Sísif i la crisi de la democràcia actual.

No teman. No voy a hacer un llamamiento a la revolución. En lo que a Europa se refiere, la revolución se produjo por última vez en el siglo XX, y por cierto en plural, con los resultados conocidos, entre los que estuvieron contrarrevoluciones y genocidios. Se trata más bien, desde el interior de toda la sociedad, de formular, como entre tanto hacen muchos ciudadanos, preguntas reivindicativas: ¿es asumible aún un sistema capitalista que se prescribe forzosamente a la democracia, en el que la economía financiera se ha separado en gran parte de la economía real, aunque la amenace una y otra vez con crisis de fabricación doméstica? ¿Deben seguir siendo válidos para nosotros artículos de fe como mercado, consumo y beneficio, sustitutivos de la religión?

Para mí, en cualquier caso, es evidente que el sistema capitalista, fomentado por el neoliberalismo y sin alternativa, tal como se nos presenta, ha degenerado en una maquinaria de destrucción del capital y, lejos de la economía social de mercado en otro tiempo exitosa, solo se complace en sí mismo; es un Moloc, asocial y no refrenado eficazmente por ninguna ley.

Por eso se plantea la pregunta: la forma de Estado que hemos elegido, es decir, la democracia parlamentaria, ¿tiene aún la voluntad y la fuerza necesarias para apartar esa desintegración que la invade? ¿O en lo sucesivo deberá relegarse al terreno de lo optativo cualquier intento de reforma, de someter a control a los bancos y su forma de manejar el capital -es decir, de obligarlos a trabajar para el bien común- con la frase hasta ahora habitual "eso, en el mejor de los casos, solo puede resolverse globalmente"?

Una cosa me parece segura: si las democracias occidentales demuestran ser incapaces de hacer frente con reformas fundamentales a los peligros reales inminentes y a los previsibles, no podrán soportar lo que en los próximos años resultará ineludible: crisis que empollarán otras crisis, el aumento irrefrenable de la población mundial, los flujos de refugiados desencadendos por la falta de agua, el hambre y el empobrecimiento, y el cambio climático fabricado por el hombre. Sin embargo, una desintegración del orden democrático haría surgir -de lo que hay suficientes ejemplos- un vacío que podrían ocupar fuerzas cuya descripción rebasa nuestra imaginación, por mucho que seamos gatos escaldados y estemos marcados por las consecuencias todavía visibles del fascismo y el estalinismo.
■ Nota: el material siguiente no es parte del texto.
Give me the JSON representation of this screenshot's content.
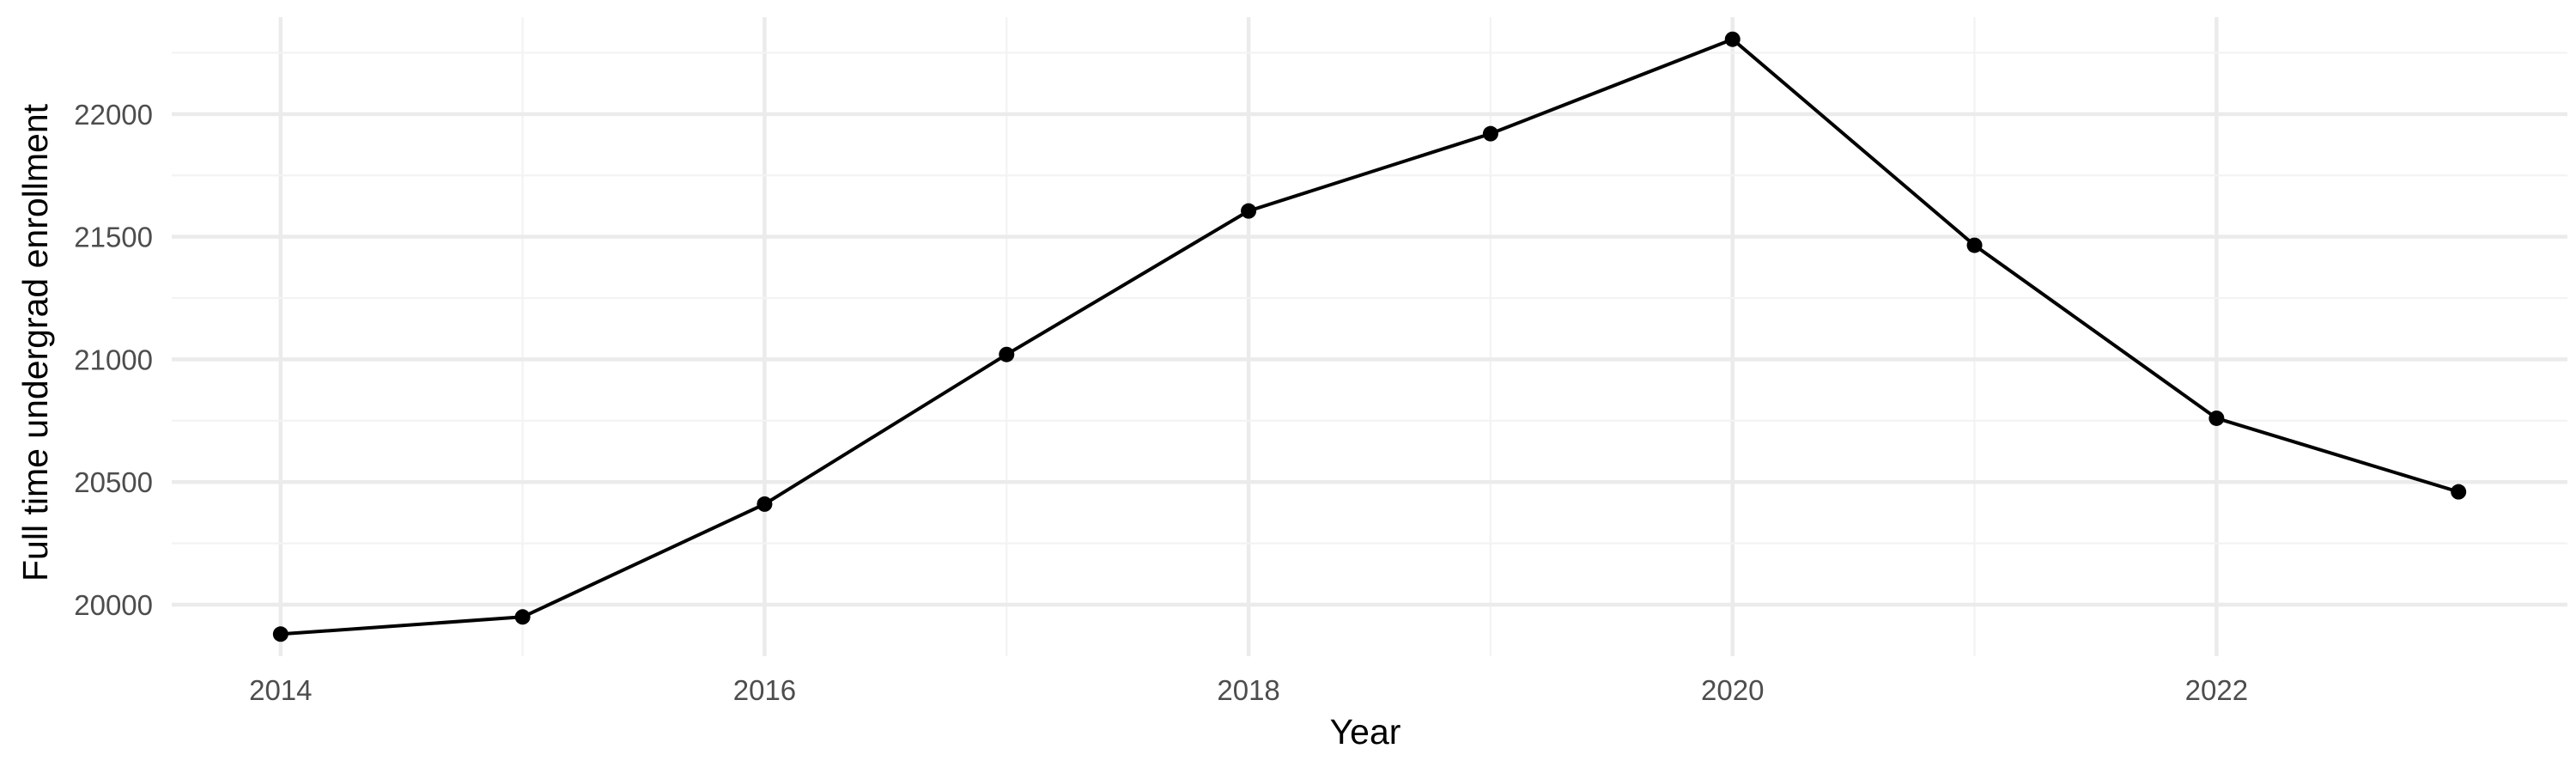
{
  "chart_data": {
    "type": "line",
    "title": "",
    "xlabel": "Year",
    "ylabel": "Full time undergrad enrollment",
    "x": [
      2014,
      2015,
      2016,
      2017,
      2018,
      2019,
      2020,
      2021,
      2022,
      2023
    ],
    "series": [
      {
        "values": [
          19880,
          19950,
          20410,
          21020,
          21605,
          21920,
          22305,
          21465,
          20760,
          20460
        ],
        "color": "#000000"
      }
    ],
    "x_ticks": [
      "2014",
      "2016",
      "2018",
      "2020",
      "2022"
    ],
    "y_ticks": [
      "20000",
      "20500",
      "21000",
      "21500",
      "22000"
    ],
    "xlim": [
      2013.55,
      2023.45
    ],
    "ylim": [
      19790,
      22395
    ],
    "grid": true,
    "legend": "none"
  }
}
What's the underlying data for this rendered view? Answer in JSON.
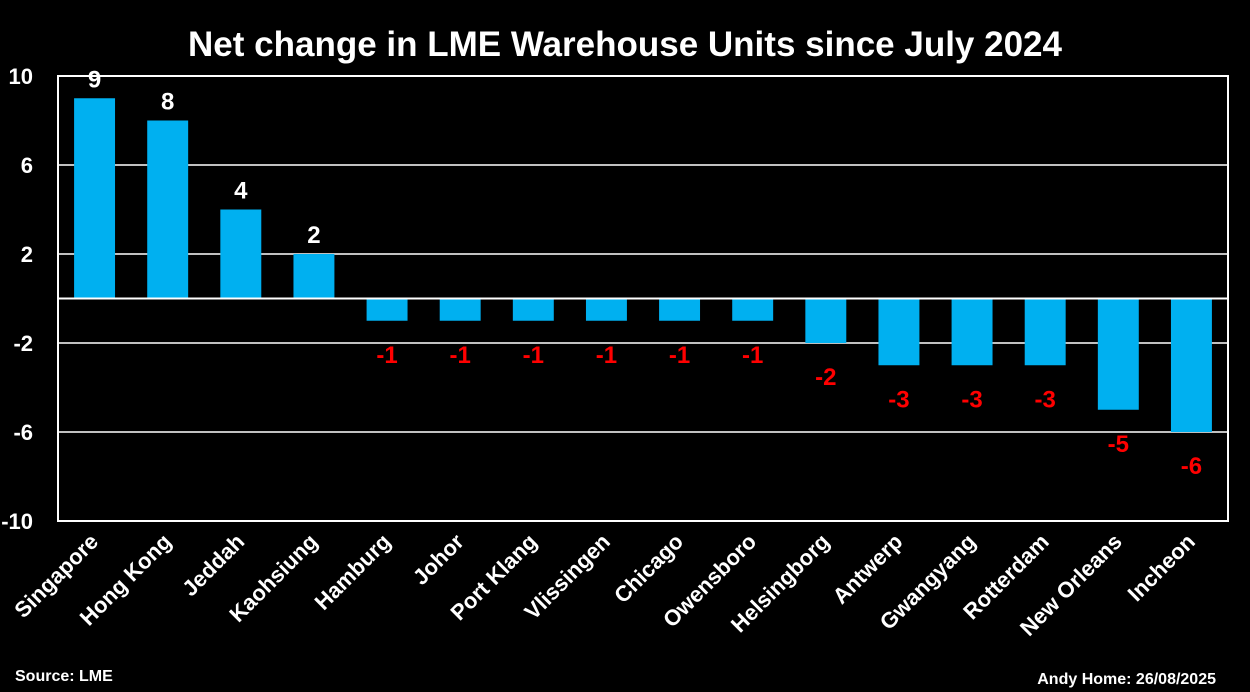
{
  "chart_data": {
    "type": "bar",
    "title": "Net change in LME Warehouse Units since July 2024",
    "xlabel": "",
    "ylabel": "",
    "categories": [
      "Singapore",
      "Hong Kong",
      "Jeddah",
      "Kaohsiung",
      "Hamburg",
      "Johor",
      "Port Klang",
      "Vlissingen",
      "Chicago",
      "Owensboro",
      "Helsingborg",
      "Antwerp",
      "Gwangyang",
      "Rotterdam",
      "New Orleans",
      "Incheon"
    ],
    "values": [
      9,
      8,
      4,
      2,
      -1,
      -1,
      -1,
      -1,
      -1,
      -1,
      -2,
      -3,
      -3,
      -3,
      -5,
      -6
    ],
    "ylim": [
      -10,
      10
    ],
    "yticks": [
      10,
      6,
      2,
      -2,
      -6,
      -10
    ],
    "grid": true,
    "legend": "none"
  },
  "footer": {
    "source": "Source: LME",
    "credit": "Andy Home: 26/08/2025"
  },
  "colors": {
    "background": "#000000",
    "bar": "#00b0f0",
    "positive_label": "#ffffff",
    "negative_label": "#ff0000",
    "grid": "#ffffff",
    "text": "#ffffff"
  }
}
¿Exagero? Si lo hago, no lo suficiente. Con ayuda de solo algunos ejemplos había que hacer visibles los puntos ciegos. Que no faltan. Además habría que quejarse del poder de los consorcios en el ámbito de la prensa, de las inefables tertulias de la televisión pública y del oportunismo hoy socialmente aceptable, tal como se difunde a diario con la tinta fresca. Sin embargo, de eso ustedes, a quienes se recomienda más o menos insistentemente una "información equilibrada", como suavizante, pueden hablar con más precisión.

Más bien parece apropiado citar otra vez al santo patrón de esta conferencia. Cuando yo era joven, y durante los primeros años de la posguerra trataba de orientarme en un entorno destruido por el desvarío ideológico, se me presentó la variedad francesa del existencialismo. Estaba casi de moda dárselas de existencialista y vestirse de oscuro. Y especialmente era la disputa entre Sartre y Camus la que salpicaba por encima de la frontera, llegando a los talleres de la Academia de Bellas Artes de Düsseldorf, en la que yo aprendía mi primera profesión de escultor, y donde provocaba debates que, naturalmente, eran muy enconados. La ignorancia no impedía apasionarse y vociferar. Solo más tarde me decidí por Camus. Me impresionó su visión del hombre rebelde, es decir, su defensa de la oposición permanente. Cuando más o menos a mediados de los cincuenta apareció El mito de Sísifo en traducción alemana, fueron sus frases las que me mostraron el camino. Por ejemplo, la definición de felicidad: "Hace del destino un asunto del hombre, que debe ser resuelto por los hombres". A la que se añade la hermosa certeza: "Las verdades aplastantes perecen al ser reconocidas".